Nanoprobe Laboratory for Bio- and Nanotechnology and Biomimetics (NLBB), Ohio State University, 201 West 19th Avenue, Columbus, OH 43210-1142, USA.
Philos Trans A Math Phys Eng Sci. 2010 Oct 28;368(1929):4775-806. doi: 10.1098/rsta.2010.0201.

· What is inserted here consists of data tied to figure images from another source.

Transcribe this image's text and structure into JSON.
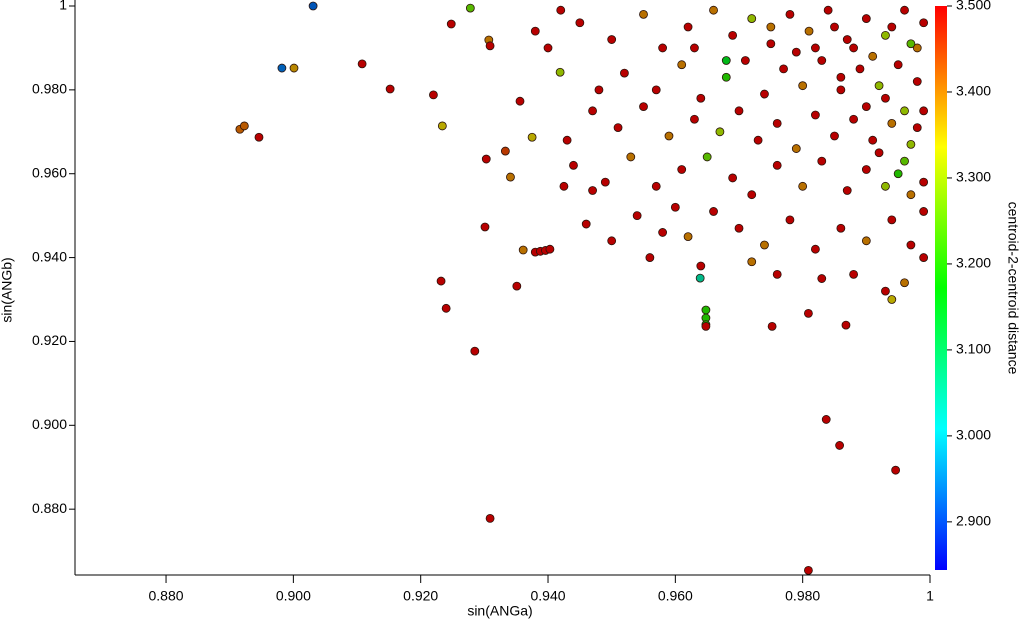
{
  "chart_data": {
    "type": "scatter",
    "x_label": "sin(ANGa)",
    "y_label": "sin(ANGb)",
    "colorbar_label": "centroid-2-centroid distance",
    "xlim": [
      0.8657,
      1.0
    ],
    "ylim": [
      0.8643,
      1.0
    ],
    "xticks": [
      {
        "value": 0.88,
        "label": "0.880"
      },
      {
        "value": 0.9,
        "label": "0.900"
      },
      {
        "value": 0.92,
        "label": "0.920"
      },
      {
        "value": 0.94,
        "label": "0.940"
      },
      {
        "value": 0.96,
        "label": "0.960"
      },
      {
        "value": 0.98,
        "label": "0.980"
      },
      1
    ],
    "yticks": [
      {
        "value": 0.88,
        "label": "0.880"
      },
      {
        "value": 0.9,
        "label": "0.900"
      },
      {
        "value": 0.92,
        "label": "0.920"
      },
      {
        "value": 0.94,
        "label": "0.940"
      },
      {
        "value": 0.96,
        "label": "0.960"
      },
      {
        "value": 0.98,
        "label": "0.980"
      },
      1
    ],
    "clim": [
      2.844,
      3.5
    ],
    "cticks": [
      {
        "value": 2.9,
        "label": "2.900"
      },
      {
        "value": 3.0,
        "label": "3.000"
      },
      {
        "value": 3.1,
        "label": "3.100"
      },
      {
        "value": 3.2,
        "label": "3.200"
      },
      {
        "value": 3.3,
        "label": "3.300"
      },
      {
        "value": 3.4,
        "label": "3.400"
      },
      {
        "value": 3.5,
        "label": "3.500"
      }
    ],
    "colormap": [
      "#0000ff",
      "#00ffff",
      "#00ff00",
      "#ffff00",
      "#ff0000"
    ],
    "x": [
      0.9031,
      0.8982,
      0.9001,
      0.8916,
      0.8923,
      0.8946,
      0.9108,
      0.9152,
      0.922,
      0.9234,
      0.9248,
      0.9278,
      0.9307,
      0.9309,
      0.9232,
      0.924,
      0.9285,
      0.9301,
      0.9309,
      0.9303,
      0.9333,
      0.9341,
      0.9351,
      0.9361,
      0.9356,
      0.9375,
      0.938,
      0.9388,
      0.9396,
      0.9403,
      0.9419,
      0.9425,
      0.9639,
      0.9648,
      0.9648,
      0.9648,
      0.9648,
      0.9752,
      0.9809,
      0.9868,
      0.9837,
      0.9858,
      0.9946,
      0.9809,
      0.945,
      0.95,
      0.955,
      0.958,
      0.962,
      0.966,
      0.969,
      0.972,
      0.975,
      0.978,
      0.981,
      0.984,
      0.987,
      0.99,
      0.993,
      0.996,
      0.998,
      0.952,
      0.957,
      0.961,
      0.964,
      0.968,
      0.971,
      0.974,
      0.977,
      0.98,
      0.983,
      0.986,
      0.989,
      0.992,
      0.995,
      0.998,
      0.947,
      0.951,
      0.955,
      0.959,
      0.963,
      0.967,
      0.97,
      0.973,
      0.976,
      0.979,
      0.982,
      0.985,
      0.988,
      0.991,
      0.994,
      0.997,
      0.999,
      0.944,
      0.949,
      0.953,
      0.957,
      0.961,
      0.965,
      0.969,
      0.972,
      0.976,
      0.98,
      0.983,
      0.987,
      0.99,
      0.993,
      0.996,
      0.999,
      0.946,
      0.95,
      0.954,
      0.958,
      0.962,
      0.966,
      0.97,
      0.974,
      0.978,
      0.982,
      0.986,
      0.99,
      0.994,
      0.997,
      0.956,
      0.964,
      0.972,
      0.976,
      0.983,
      0.988,
      0.993,
      0.994,
      0.996,
      0.999,
      0.985,
      0.988,
      0.991,
      0.994,
      0.997,
      0.999,
      0.99,
      0.993,
      0.996,
      0.998,
      0.992,
      0.995,
      0.997,
      0.999,
      0.986,
      0.982,
      0.979,
      0.975,
      0.963,
      0.94,
      0.938,
      0.942,
      0.948,
      0.943,
      0.947,
      0.96,
      0.968
    ],
    "y": [
      1.0,
      0.9852,
      0.9852,
      0.9706,
      0.9714,
      0.9687,
      0.9862,
      0.9802,
      0.9788,
      0.9714,
      0.9957,
      0.9995,
      0.9919,
      0.9905,
      0.9344,
      0.9279,
      0.9177,
      0.9473,
      0.8778,
      0.9635,
      0.9654,
      0.9592,
      0.9332,
      0.9418,
      0.9773,
      0.9687,
      0.9413,
      0.9415,
      0.9417,
      0.942,
      0.9842,
      0.957,
      0.9351,
      0.9275,
      0.9256,
      0.924,
      0.9236,
      0.9236,
      0.9267,
      0.9239,
      0.9014,
      0.8952,
      0.8893,
      0.8654,
      0.996,
      0.992,
      0.998,
      0.99,
      0.995,
      0.999,
      0.993,
      0.997,
      0.991,
      0.998,
      0.994,
      0.999,
      0.992,
      0.997,
      0.993,
      0.999,
      0.99,
      0.984,
      0.98,
      0.986,
      0.978,
      0.983,
      0.987,
      0.979,
      0.985,
      0.981,
      0.987,
      0.98,
      0.985,
      0.981,
      0.986,
      0.982,
      0.975,
      0.971,
      0.976,
      0.969,
      0.973,
      0.97,
      0.975,
      0.968,
      0.972,
      0.966,
      0.974,
      0.969,
      0.973,
      0.968,
      0.972,
      0.967,
      0.975,
      0.962,
      0.958,
      0.964,
      0.957,
      0.961,
      0.964,
      0.959,
      0.955,
      0.962,
      0.957,
      0.963,
      0.956,
      0.961,
      0.957,
      0.963,
      0.958,
      0.948,
      0.944,
      0.95,
      0.946,
      0.945,
      0.951,
      0.947,
      0.943,
      0.949,
      0.942,
      0.947,
      0.944,
      0.949,
      0.943,
      0.94,
      0.938,
      0.939,
      0.936,
      0.935,
      0.936,
      0.932,
      0.93,
      0.934,
      0.94,
      0.995,
      0.99,
      0.988,
      0.995,
      0.991,
      0.996,
      0.976,
      0.978,
      0.975,
      0.971,
      0.965,
      0.96,
      0.955,
      0.951,
      0.983,
      0.99,
      0.989,
      0.995,
      0.99,
      0.99,
      0.994,
      0.999,
      0.98,
      0.968,
      0.956,
      0.952,
      0.987
    ],
    "c": [
      2.92,
      2.93,
      3.38,
      3.42,
      3.42,
      3.5,
      3.5,
      3.5,
      3.5,
      3.35,
      3.5,
      3.25,
      3.4,
      3.5,
      3.5,
      3.5,
      3.5,
      3.5,
      3.5,
      3.5,
      3.45,
      3.4,
      3.5,
      3.4,
      3.5,
      3.35,
      3.5,
      3.5,
      3.5,
      3.5,
      3.3,
      3.5,
      3.05,
      3.2,
      3.2,
      3.2,
      3.5,
      3.5,
      3.5,
      3.5,
      3.5,
      3.5,
      3.5,
      3.5,
      3.5,
      3.5,
      3.4,
      3.5,
      3.5,
      3.4,
      3.5,
      3.3,
      3.5,
      3.5,
      3.4,
      3.5,
      3.5,
      3.5,
      3.3,
      3.5,
      3.4,
      3.5,
      3.5,
      3.4,
      3.5,
      3.2,
      3.5,
      3.5,
      3.5,
      3.4,
      3.5,
      3.5,
      3.5,
      3.3,
      3.5,
      3.5,
      3.5,
      3.5,
      3.5,
      3.4,
      3.5,
      3.3,
      3.5,
      3.5,
      3.5,
      3.4,
      3.5,
      3.5,
      3.5,
      3.5,
      3.4,
      3.3,
      3.5,
      3.5,
      3.5,
      3.4,
      3.5,
      3.5,
      3.25,
      3.5,
      3.5,
      3.5,
      3.4,
      3.5,
      3.5,
      3.5,
      3.3,
      3.25,
      3.5,
      3.5,
      3.5,
      3.5,
      3.5,
      3.4,
      3.5,
      3.5,
      3.4,
      3.5,
      3.5,
      3.5,
      3.4,
      3.5,
      3.5,
      3.5,
      3.5,
      3.4,
      3.5,
      3.5,
      3.5,
      3.5,
      3.35,
      3.4,
      3.5,
      3.5,
      3.5,
      3.4,
      3.5,
      3.25,
      3.5,
      3.5,
      3.5,
      3.3,
      3.5,
      3.5,
      3.2,
      3.4,
      3.5,
      3.5,
      3.5,
      3.5,
      3.4,
      3.5,
      3.5,
      3.5,
      3.5,
      3.5,
      3.5,
      3.5,
      3.5,
      3.15
    ]
  }
}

The skin of fast-swimming sharks exhibits riblet structures aligned in the direction of flow that are known to reduce skin friction drag in the turbulent-flow regime. Structures have been fabricated for study and application that replicate and improve upon the natural shape of the shark-skin riblets, providing a maximum drag reduction of nearly 10 per cent. Mechanisms of fluid drag in turbulent flow and riblet-drag reduction theories from experiment and simulation are discussed. A review of riblet-performance studies is given, and optimal riblet geometries are defined. A survey of studies experimenting with riblet-topped shark-scale replicas is also given. A method for selecting optimal riblet dimensions based on fluid-flow characteristics is detailed, and current manufacturing techniques are outlined. Due to the presence of small amounts of mucus on the skin of a shark, it is expected that the localized application of hydrophobic materials will alter the flow field around the riblets in some way beneficial to the goals of increased drag reduction.
快速游动的鲨鱼的皮肤具有沿流向排列的脊状结构,已知这些结构可减少湍流区的摩擦阻力。已经制造出一些结构来进行研究和应用,这些结构复制并改进了鲨鱼皮脊状结构的自然形状,最大阻力减少了近 10%。本文讨论了湍流中流体阻力的机制以及来自实验和模拟的脊状结构阻力降低理论。综述了脊状结构性能研究,并定义了最佳脊状结构几何形状。还对带有脊状结构的鲨鱼鳞片复制品的实验研究进行了调查。详细介绍了一种基于流体特性选择最佳脊状结构尺寸的方法,并概述了当前的制造技术。由于鲨鱼皮肤表面存在少量的黏液,因此可以预期,局部应用疏水性材料将以某种方式改变脊状结构周围的流场,从而有利于提高阻力减少的目标。